Pour résumer, on pourrait dire que si les personnages mentent beaucoup chez Sada, c’est pour palier leur impuissance ou masquer leur bêtise, alors que si la langue, elle, ment (et on pourrait également remarquer qu’ici la langue et le narrateur omniscient forme une parfaite unité), c’est parce que ce mensonge – par omission, par distorsion ou fragmentation – s’adresse cette fois au lecteur, comme une façon de lui faire comprendre qu’il n’en mène pas plus large que les personnages, et qu’il n’a aucune raison après tout de se croire supérieur à eux. Plus d’une fois donc, au détour de l’une ou l’autre page, on a clairement la sensation que Daniel Sada se fout de nous, et cette sensation inconfortable, cette manière pas toujours douce de nous remettre en place, est une source de plaisir de lecture assez intense. Foin de ces romans autoroutes comme il y en a tant. Sada se moque de nous, soit, mais c’est d’abord parce qu’il ne nous prend pas pour des imbéciles. Ce qu’il nous propose (ou plutôt nous impose) c’est d’être là : d’être assez vif, réveillé pour déjouer, détramer les fils d’un univers narratif piégé.
Il y a donc, informulé, mais réel, un contrat qui se signe inconsciemment entre l’auteur et le lecteur, à partir du moment où celui-ci décide d’accepter le jeu. Ce contrat implicite est, je crois, la meilleure preuve de la sincérité absolue de la démarche littéraire de Daniel Sada. Aucun effet « m’a-tu vus » ici, aucune virtuosité vaine, mais bien au contraire l’affirmation renouvelée d’une foi phénoménale en la littérature comme expérience digne d’être arpenté, comme quelque chose qui vaut, et qui doit valoir, tout simplement, le coût.

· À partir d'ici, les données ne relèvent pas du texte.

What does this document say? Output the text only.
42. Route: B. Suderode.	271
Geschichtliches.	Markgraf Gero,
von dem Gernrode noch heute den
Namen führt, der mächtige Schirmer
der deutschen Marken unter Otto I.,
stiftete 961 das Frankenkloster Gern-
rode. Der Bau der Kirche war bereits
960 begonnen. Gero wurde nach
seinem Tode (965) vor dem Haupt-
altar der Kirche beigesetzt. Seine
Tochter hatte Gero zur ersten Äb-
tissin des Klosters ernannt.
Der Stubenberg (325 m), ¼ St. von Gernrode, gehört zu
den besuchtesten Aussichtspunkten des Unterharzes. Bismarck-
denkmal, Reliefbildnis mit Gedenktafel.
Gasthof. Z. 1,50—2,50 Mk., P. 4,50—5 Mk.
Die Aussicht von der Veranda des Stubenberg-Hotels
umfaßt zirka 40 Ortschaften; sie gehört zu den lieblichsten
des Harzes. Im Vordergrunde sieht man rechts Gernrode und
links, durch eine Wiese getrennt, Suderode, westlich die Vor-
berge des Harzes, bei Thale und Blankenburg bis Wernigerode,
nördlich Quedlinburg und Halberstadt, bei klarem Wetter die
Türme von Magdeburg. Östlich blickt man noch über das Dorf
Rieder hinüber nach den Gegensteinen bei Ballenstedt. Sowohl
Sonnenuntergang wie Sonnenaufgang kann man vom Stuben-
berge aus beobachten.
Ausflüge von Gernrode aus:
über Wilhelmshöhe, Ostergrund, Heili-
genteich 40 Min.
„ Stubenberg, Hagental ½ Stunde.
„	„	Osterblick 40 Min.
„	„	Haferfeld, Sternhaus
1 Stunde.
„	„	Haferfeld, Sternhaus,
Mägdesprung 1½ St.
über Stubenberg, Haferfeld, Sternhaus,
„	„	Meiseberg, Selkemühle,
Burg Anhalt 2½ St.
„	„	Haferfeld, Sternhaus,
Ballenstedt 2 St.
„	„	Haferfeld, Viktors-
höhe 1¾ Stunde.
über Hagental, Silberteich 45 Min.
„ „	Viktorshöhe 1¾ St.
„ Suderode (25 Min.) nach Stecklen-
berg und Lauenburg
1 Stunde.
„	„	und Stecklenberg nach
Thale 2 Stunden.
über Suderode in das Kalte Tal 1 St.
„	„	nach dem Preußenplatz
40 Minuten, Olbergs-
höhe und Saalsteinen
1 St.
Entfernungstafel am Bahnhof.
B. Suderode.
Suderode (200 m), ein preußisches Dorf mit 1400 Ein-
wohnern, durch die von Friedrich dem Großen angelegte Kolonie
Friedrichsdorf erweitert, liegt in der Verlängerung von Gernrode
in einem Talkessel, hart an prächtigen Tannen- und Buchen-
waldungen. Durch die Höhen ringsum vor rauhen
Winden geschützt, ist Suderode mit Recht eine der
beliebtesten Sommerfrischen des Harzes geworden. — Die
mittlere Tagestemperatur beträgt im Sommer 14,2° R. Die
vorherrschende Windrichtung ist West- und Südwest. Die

Un dernier mot, relatif à la disponibilité du corpus de Daniel Sada en français : à ma connaissance, seul deux livres sont traduits à l’heure actuelle, L’odyssée barbare donc, chez Passage du Nord-Ouest, ainsi que le beaucoup plus court L’une des deux (que je n’ai pas lu pour l’heure) chez Les Allusifs. Je ne peux que me lamenter de la non-traduction de Casi Nunca (Presque jamais), mais peut-être verra-t’elle prochainement le jour, si un (courageux, certes) traducteur allié à un (courageux, derechef) éditeur s’y collent.